Using numerical simulations, we examine the structure of a cometary population near a massive planet, such as a giant planet of the Solar system, starting with one-planet approximation (the Sun plus one planet). By studying the distributions of comets in semimajor axis, eccentricity, pericenter, and apocenter distances, we have revealed several interesting features in these distributions. The most remarkable ones include (i) spatial accumulation of comets near the planetary orbit (which we call the ‘ cometary belt’) and (ii) avoidance of resonant orbits by comets. Then we abandon one-planet approximation and examine as to how a cometary belt is modified when the influence of all the four giant planets is taken into consideration. To this end, we simulate a stationary distribution of comets, which results from the gravitational scattering of the Kuiper belt objects on the four giant planets and accounts for the effects of mean-motion resonances. In our simulations, we deal with the stationary distributions computed, at different initial conditions, as 36 runs for the dynamical evolution of comets, which start from the Kuiper belt and are typically traced until the comets are ejected from the Solar system.

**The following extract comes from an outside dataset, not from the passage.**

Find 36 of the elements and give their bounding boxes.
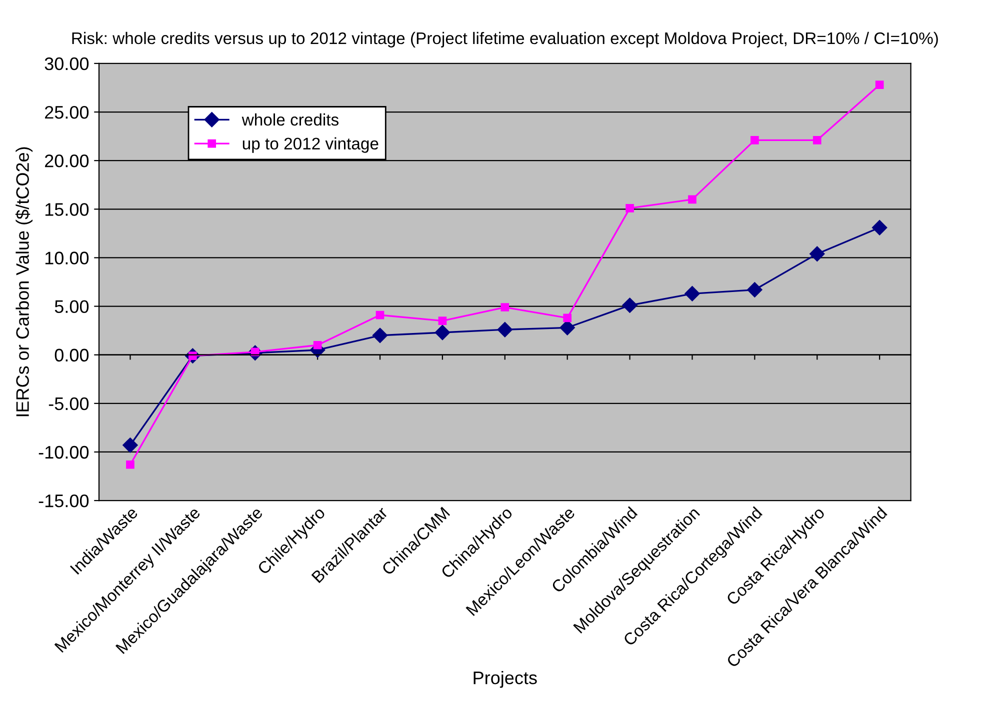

Accounting for the influence of four giant planets makes the cometary belts overlapping, but nevertheless keeping almost all their basic features found in one-planet approximation. In particular, the belts maintain the gaps in the ( a, e)- and ( a, i)-space similar to the Kirkwood gaps in the main asteroid belt. We conclude that the large-scale structure of the Solar system is featured by the four cometary belts expected to contain 20–30 millions of scattered comets, and only a tiny fraction of them is currently visible as Jupiter, Saturn, etc. family comets.